10. Claims for fetal biophysical profiles submitted with more than one unit and without the appropriate diagnosis code will be denied. Providers should correct the claim and resubmit as a new claim.
11. Claims for multigestational transabdominal ultrasounds submitted without the appropriate diagnosis will be denied. Providers should correct the claim and resubmit as a new claim.
12. Medical records are required for multiple gestation diagnosis codes from the ICD-10-CM series outlined above that note “fetal loss” or “other” and/or “unspecified multiple gestation.”
13. In cases of fetal demise, the ultrasound procedure that confirms the loss of one, or more, fetuses may be billed with units to include the total number of additional fetuses, dead and living. Subsequent billings should be billed with the units based on the number of “each additional” living fetus.
14. A fetal biophysical profile must not be billed for a fetus that has died.

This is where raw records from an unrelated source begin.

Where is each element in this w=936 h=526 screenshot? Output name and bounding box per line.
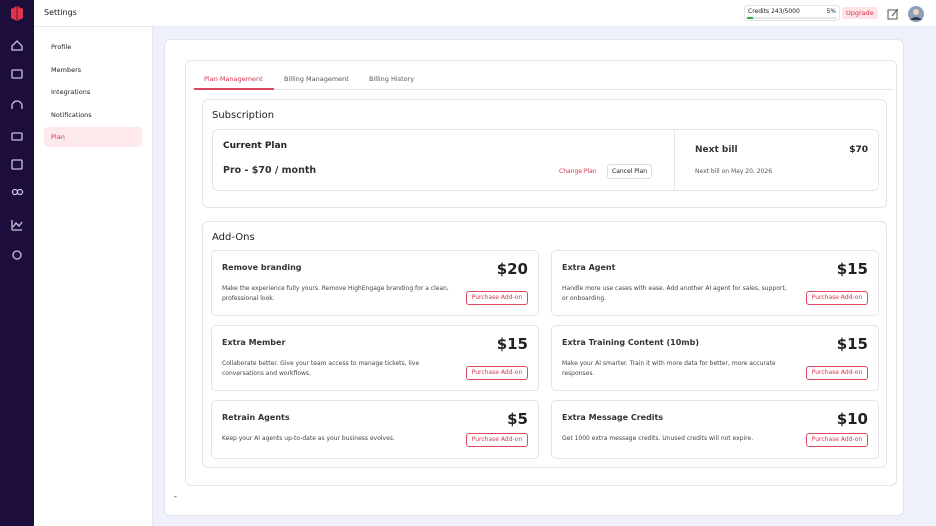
purchase-button[interactable]: Purchase Add-on <box>466 291 528 305</box>
addon-description: Get 1000 extra message credits. Unused c… <box>562 435 754 442</box>
addon-card: Extra Training Content (10mb) $15 Make you… <box>551 325 879 391</box>
plan-name: Pro - $70 / month <box>223 165 317 176</box>
addon-name: Extra Message Credits <box>562 413 664 422</box>
addon-description: Handle more use cases with ease. Add ano… <box>562 285 787 302</box>
avatar[interactable] <box>907 5 925 23</box>
credits-bar <box>747 17 837 19</box>
credits-widget: Credits 243/5000 5% <box>744 5 840 21</box>
section-title: Add-Ons <box>212 232 255 243</box>
addon-card: Extra Agent $15 Handle more use cases with… <box>551 250 879 316</box>
top-bar: Settings Credits 243/5000 5% Upgrade <box>34 0 936 27</box>
change-plan-button[interactable]: Change Plan <box>559 168 597 175</box>
tab[interactable]: Billing History <box>369 75 415 83</box>
addon-description: Keep your AI agents up-to-date as your b… <box>222 435 395 442</box>
purchase-button[interactable]: Purchase Add-on <box>466 433 528 447</box>
addon-price: $15 <box>836 260 868 278</box>
divider <box>674 130 675 190</box>
purchase-button[interactable]: Purchase Add-on <box>806 366 868 380</box>
addon-name: Retrain Agents <box>222 413 290 422</box>
addon-card: Remove branding $20 Make the experience fu… <box>211 250 539 316</box>
nav-item[interactable]: Profile <box>51 43 72 51</box>
sidebar <box>0 0 34 526</box>
current-plan-label: Current Plan <box>223 141 287 151</box>
plan-box: Current Plan Pro - $70 / month Change Pl… <box>212 129 879 191</box>
addon-card: Retrain Agents $5 Keep your AI agents up-t… <box>211 400 539 459</box>
page-title: Settings <box>44 8 77 17</box>
nav-item[interactable]: Members <box>51 65 82 74</box>
addons-section: Add-Ons Remove branding $20 Make the experi… <box>202 221 887 468</box>
next-bill-label: Next bill <box>695 145 738 155</box>
purchase-button[interactable]: Purchase Add-on <box>466 366 528 380</box>
addon-description: Make the experience fully yours. Remove … <box>222 285 449 302</box>
sidebar-icons <box>11 6 24 260</box>
addon-description: Make your AI smarter. Train it with more… <box>562 360 776 377</box>
nav-item[interactable]: Plan <box>51 133 65 141</box>
next-bill-amount: $70 <box>849 145 868 155</box>
next-bill-date: Next bill on May 20, 2026 <box>695 168 773 175</box>
purchase-button[interactable]: Purchase Add-on <box>806 433 868 447</box>
nav-active-bg <box>44 127 142 147</box>
addon-price: $10 <box>836 410 868 428</box>
addon-name: Extra Member <box>222 338 286 347</box>
tab[interactable]: Billing Management <box>284 75 349 83</box>
subscription-section: Subscription Current Plan Pro - $70 / mo… <box>202 99 887 208</box>
section-title: Subscription <box>212 110 275 121</box>
purchase-button[interactable]: Purchase Add-on <box>806 291 868 305</box>
nav-item[interactable]: Notifications <box>51 110 92 119</box>
tab[interactable]: Plan Management <box>204 75 263 83</box>
credits-bar-fill <box>747 17 753 19</box>
addon-name: Extra Training Content (10mb) <box>562 338 700 347</box>
edit-icon[interactable] <box>886 7 900 21</box>
upgrade-button[interactable]: Upgrade <box>842 7 878 19</box>
tabs: Plan Management Billing Management Billing… <box>194 70 894 90</box>
addon-price: $15 <box>836 335 868 353</box>
addon-name: Extra Agent <box>562 263 616 272</box>
credits-percent: 5% <box>826 8 836 15</box>
addon-price: $5 <box>507 410 528 428</box>
footer: - <box>174 492 177 501</box>
settings-nav: Profile Members Integrations Notifications P… <box>34 27 153 526</box>
tab-underline <box>194 88 274 90</box>
credits-label: Credits 243/5000 <box>748 8 800 15</box>
cancel-plan-button[interactable]: Cancel Plan <box>607 164 652 179</box>
addon-price: $20 <box>496 260 528 278</box>
addon-description: Collaborate better. Give your team acces… <box>222 360 420 377</box>
addon-card: Extra Member $15 Collaborate better. Give … <box>211 325 539 391</box>
nav-item[interactable]: Integrations <box>51 88 91 96</box>
addon-price: $15 <box>496 335 528 353</box>
addon-card: Extra Message Credits $10 Get 1000 extra m… <box>551 400 879 459</box>
addon-name: Remove branding <box>222 263 302 272</box>
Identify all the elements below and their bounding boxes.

15. CPT code 76830 must not be billed for a transvaginal ultrasound performed for any pregnancy related condition.
16. Because pregnancies with multiple fetuses are high-risk pregnancies, there is no limit to the number of ultrasounds performed during the pregnancy when billed according to these instructions. However, excessive billing of ultrasounds during a pregnancy is subject to postpayment review for medical necessity, which must be documented in the medical record.